Aku mulai memalingkan wajah, diam. Berharap dia mengerti bahwa dia tidak benar-benar menjawab pertanyaanku. Aku menunggu untuk satu babak baru perbincangan. Dan aku berharap dia yang memulainya.
Benar saja, dia aneh, katanya “Yang pasti, kami butuh pengakuan. Itu saja. Orang Indonesia mungkin tidak akan membaca tulisanku, tapi jika ada, kuyakin itu bermanfaat untuk hidupnya”
**
Sarah menghamipiriku di bawah. Sebelumnya aku sedang duduk, mendengarkan radio, dan melihat kendaraan dan orang-orang berlalu lalang; membayangkan kehidupan orang-orang asing yang sekelebat lewat. Aku melihatnya, tapi mungkin tidak dengan dia. Aku memikirkannya, tapi mungkin tidak dengan dia. Dan semua pikiranku hanya dugaan-dugaan tak beralasan. Itu bisa membuatku senang dalam kesendirian.
“Suatu saat kita bisa jalan ke selatan dan berkeliling kota dengan tram bersama Adam” katanya.
“Maksudnya?” aku masih memandangi jalan.
“Ya dia akan datang ke sini suatu saat. Tidak mungkin tidak. Kapan terakhir kalian berbicara?”
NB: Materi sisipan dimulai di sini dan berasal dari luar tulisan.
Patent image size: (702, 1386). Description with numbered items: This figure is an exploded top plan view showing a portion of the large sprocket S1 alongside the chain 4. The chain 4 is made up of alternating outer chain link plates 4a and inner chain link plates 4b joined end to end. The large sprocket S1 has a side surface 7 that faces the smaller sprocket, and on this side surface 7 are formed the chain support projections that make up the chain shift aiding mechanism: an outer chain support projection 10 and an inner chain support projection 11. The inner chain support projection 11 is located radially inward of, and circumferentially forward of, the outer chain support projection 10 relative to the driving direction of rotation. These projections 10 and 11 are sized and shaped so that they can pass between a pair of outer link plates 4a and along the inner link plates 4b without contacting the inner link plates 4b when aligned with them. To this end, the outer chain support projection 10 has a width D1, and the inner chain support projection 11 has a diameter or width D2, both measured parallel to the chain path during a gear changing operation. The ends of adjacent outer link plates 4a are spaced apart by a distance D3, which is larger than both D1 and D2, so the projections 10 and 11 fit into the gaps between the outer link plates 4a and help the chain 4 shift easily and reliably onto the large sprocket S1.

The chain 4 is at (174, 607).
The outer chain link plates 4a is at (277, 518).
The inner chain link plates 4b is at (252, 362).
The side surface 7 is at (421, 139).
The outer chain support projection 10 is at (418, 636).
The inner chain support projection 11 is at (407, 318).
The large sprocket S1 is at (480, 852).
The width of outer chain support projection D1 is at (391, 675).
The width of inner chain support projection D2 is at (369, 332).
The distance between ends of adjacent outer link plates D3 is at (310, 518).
Aku diam. Aku hanya membayangkan tentang perbedaan antara berbicara dan bercengkerama. Aku merasa sudah tidak pernah lagi bercengkerama dengannya. Dan ketika Sarah merencanakan sesuatu yang indah, aku hanya merasa sebuah kecanggungan. Masihkah dia berarti setelah hampir tiga musim ini?
“Kau tahu..” Sarah mulai bercerita. Nadanya seperti orang yang akan menceritakan masa lalu. Dan benar saja.
“Dulu kau sempat ingin pulang setelah aku menceritakan sesuatu. Bagaimana jika cerita itu hadir di musim panas yang indah ini?”
“Kau tahu..” katanya, lagi.
“Jika kau pulang musim panas ini, aku akan ada di kabin yang sama denganmu..”
Sementara langit mulai memerah, aku bercengkerama dengan Sarah. Ini tidak sepanas 40 derajat, ini jauh di bawahnya. Tapi ini membawaku pada kegilaan.[]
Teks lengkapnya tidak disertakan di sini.